Tate Britain explores the family’s approach to art, love and lifestyles in this brand new exhibition – but what have critics had to say about it?

The Guardian: ** “Although this exhibition strives to set her verse alongside his art, there’s only so far you can go with bringing literature into the gallery via poems printed on walls. Her steady quiet voice is drowned out by his lurid paintings of luscious-lipped beauties. It looks as if DG never tried to draw anyone or anything freshly from life, ever. His pseudo-Renaissance paintings are heavily worked up concoctions of symbolist erotica – and it turns out his drawings are like that, too. When he sketches his models, who are his lovers, he never sticks with what he sees but transfigures them in abstracted, simplified lines. Not that he’s an abstract artist. Just an emptily idealising one.”
The Telegraph: ** “Effectively a Gabriel Rossetti retrospective, Tate Britain’s show fails to make a case for all the Arthurian playacting and uneasy sexism.”
Evening Standard: **** “There are splendid loans here from Delaware and private collections, which make a visit worthwhile. But you come out of this show reeling from a hothouse surfeit of sensuousness and big hair.”
Time Out: ** “But you spend the whole first half waiting to be wowed by some majestic painting and then find they’ve saved them all for the last two rooms. Now you’re surrounded by Gabriel’s florid, dramatic, romantic, grandiose, ridiculous portraits of women with endless flowing hair and jaws you could use to demolish a house. Classic, poetic, schmaltzy Dante Gabriel Rossetti stuff.”
The Independent: *** “This blockbuster show about the famous artist-poet family is suitably obsessed with death but gradually consumed by the life of Dante Gabriel Rossetti.”

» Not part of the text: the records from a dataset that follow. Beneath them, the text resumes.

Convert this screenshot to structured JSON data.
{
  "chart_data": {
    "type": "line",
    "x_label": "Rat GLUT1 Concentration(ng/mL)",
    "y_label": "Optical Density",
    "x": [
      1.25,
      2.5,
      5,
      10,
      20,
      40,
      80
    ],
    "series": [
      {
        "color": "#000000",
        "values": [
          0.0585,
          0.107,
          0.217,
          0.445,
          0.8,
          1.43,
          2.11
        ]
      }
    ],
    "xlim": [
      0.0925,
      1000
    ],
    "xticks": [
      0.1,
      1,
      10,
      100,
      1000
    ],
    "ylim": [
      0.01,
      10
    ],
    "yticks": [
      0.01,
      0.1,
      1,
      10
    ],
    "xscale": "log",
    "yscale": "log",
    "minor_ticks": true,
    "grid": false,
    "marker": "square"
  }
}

Culture Whisper: ** “Yet throughout the exhibition what’s missing is the epic paintings that Dante Gabriel Rossetti created and visitors will turn every corner expecting to see them – this show holds out and only gives us what we came for right at the end. His paintings of beautiful red-headed women in dramatic scenes are largely confined to one room and they are stunning but it’s not enough to lift up an exhibition that’s rather tedious outside this one room.”
London Mums Magazine: “Whether you are a fan of the Pre-Raphaelite movement or just interested in the history of art, The Rossettis exhibition is a must-see for families who want to share a memorable and enriching cultural experience.”
The exhibition is on display at Tate Britain until the 24th September 2023.